Many libraries already provide a full array of data services, such as advising on data management plans, metadata and organization, public access mandates, data security, and the preservation and archival of data sets. Although big data has different needs when it comes to storage and analysis, many of the same services apply. Librarians have expertise in the ethical implications of data privacy, publisher and funder requirements, and in curating, organizing and preserving data. All of these skills and services can benefit big data researchers, but librarians do need to be aware of the challenges of big data.
While the knowledge base of librarianship and research data management can clearly be used advantageously for big data services, there can be barriers to librarians implementing these new services. Perhaps the biggest barrier is training. Depending on the services being offered, at a minimum librarians will need to become familiar with the nature of big data and how that shapes the research process, the correct terminology, and what resources are available to researchers. Furthermore, to offer the most robust services, librarians may need data science training or advanced technical training to assist with data processing. Not all institutions are prepared to train librarians so extensively nor will they experience enough demand to require a full-time data science librarian .
Librarians can offer more basic services without intensive data science and technical training, however. A first step could be to become familiar with the terminology, issues, and processes of using big data and be ready to refer researchers with questions to useful resources. Another option that requires a bit more investment is to offer instruction on crafting data management plans, understanding funder/publisher requirements for data, or choosing a data preservation platform. Librarians with more time could offer one-on-one advisory sessions on the data management plan for their research projects. Librarians without a data science background could also take advantage of training geared towards them, like the Data and Visualization Institute for Librarians or the Data Sciences in Libraries Project.

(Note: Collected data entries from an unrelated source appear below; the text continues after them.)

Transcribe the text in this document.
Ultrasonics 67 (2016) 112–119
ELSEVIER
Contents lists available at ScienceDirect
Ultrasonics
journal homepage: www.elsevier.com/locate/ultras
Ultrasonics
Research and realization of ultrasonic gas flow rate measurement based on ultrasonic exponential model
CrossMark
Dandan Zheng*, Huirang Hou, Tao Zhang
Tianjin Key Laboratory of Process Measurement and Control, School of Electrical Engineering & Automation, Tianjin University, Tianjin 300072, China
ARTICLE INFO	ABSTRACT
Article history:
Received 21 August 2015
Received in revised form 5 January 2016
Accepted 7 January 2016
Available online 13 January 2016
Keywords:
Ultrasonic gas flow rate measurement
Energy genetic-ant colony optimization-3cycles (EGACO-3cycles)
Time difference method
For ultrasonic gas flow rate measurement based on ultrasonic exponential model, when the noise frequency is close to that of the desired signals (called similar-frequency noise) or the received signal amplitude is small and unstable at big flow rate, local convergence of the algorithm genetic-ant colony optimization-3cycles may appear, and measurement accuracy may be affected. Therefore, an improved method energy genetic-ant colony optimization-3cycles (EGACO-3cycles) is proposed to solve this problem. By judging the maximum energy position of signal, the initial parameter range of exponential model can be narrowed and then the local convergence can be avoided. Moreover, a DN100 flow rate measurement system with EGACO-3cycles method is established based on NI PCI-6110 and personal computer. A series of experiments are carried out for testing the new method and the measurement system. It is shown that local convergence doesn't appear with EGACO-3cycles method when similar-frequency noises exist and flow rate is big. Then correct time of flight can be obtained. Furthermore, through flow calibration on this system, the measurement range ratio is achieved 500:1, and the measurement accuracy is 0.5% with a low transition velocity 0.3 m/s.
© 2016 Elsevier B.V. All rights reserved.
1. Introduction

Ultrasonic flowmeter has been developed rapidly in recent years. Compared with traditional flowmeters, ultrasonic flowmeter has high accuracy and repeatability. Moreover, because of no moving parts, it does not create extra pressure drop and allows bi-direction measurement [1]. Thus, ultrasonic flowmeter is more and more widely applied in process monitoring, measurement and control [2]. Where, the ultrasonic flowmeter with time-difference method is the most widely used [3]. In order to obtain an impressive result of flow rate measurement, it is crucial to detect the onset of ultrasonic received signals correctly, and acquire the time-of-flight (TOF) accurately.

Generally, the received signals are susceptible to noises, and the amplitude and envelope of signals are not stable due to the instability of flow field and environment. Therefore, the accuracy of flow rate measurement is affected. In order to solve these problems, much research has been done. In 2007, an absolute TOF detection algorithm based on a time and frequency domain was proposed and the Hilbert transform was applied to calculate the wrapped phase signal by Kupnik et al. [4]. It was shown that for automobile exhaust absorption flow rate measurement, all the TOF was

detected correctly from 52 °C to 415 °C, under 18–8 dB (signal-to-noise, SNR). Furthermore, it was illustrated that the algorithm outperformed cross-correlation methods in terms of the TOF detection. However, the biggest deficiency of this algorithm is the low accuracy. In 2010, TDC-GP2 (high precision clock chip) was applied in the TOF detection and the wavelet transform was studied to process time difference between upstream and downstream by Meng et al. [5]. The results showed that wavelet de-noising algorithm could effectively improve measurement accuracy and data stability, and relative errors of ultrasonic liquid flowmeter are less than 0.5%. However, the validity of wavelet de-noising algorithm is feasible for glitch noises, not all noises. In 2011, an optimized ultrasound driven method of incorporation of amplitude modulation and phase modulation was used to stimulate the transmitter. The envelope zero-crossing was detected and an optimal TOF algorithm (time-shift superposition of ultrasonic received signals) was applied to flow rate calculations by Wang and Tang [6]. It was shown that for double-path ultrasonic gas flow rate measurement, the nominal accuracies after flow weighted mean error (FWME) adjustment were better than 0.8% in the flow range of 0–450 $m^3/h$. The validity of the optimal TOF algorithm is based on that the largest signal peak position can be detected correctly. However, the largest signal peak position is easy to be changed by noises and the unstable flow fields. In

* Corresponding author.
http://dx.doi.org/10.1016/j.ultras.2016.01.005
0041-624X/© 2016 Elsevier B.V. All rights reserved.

Additionally, as a digital repository librarian, I wanted to determine whether my library would be able to offer services for archiving big data. Currently, our institutional repository would not be able to house such large sets of data, so while we can advise researchers on preparing for preservation and selecting a platform, we will not be able to archive the data sets in-house. In the future, it may be possible to collaborate with our information technology department and create an archival system using Apache Hadoop . Some libraries with enough technical resources may already be able to take that step. In the meantime, I think libraries can offer counseling on choosing from the available platforms and perhaps offer data preparation advice based on their experience from archiving smaller sets of research data. In summary, health sciences librarians have relevant expertise and services to offer to big data research and they should consider what combination of services will be the best fit for their institutions.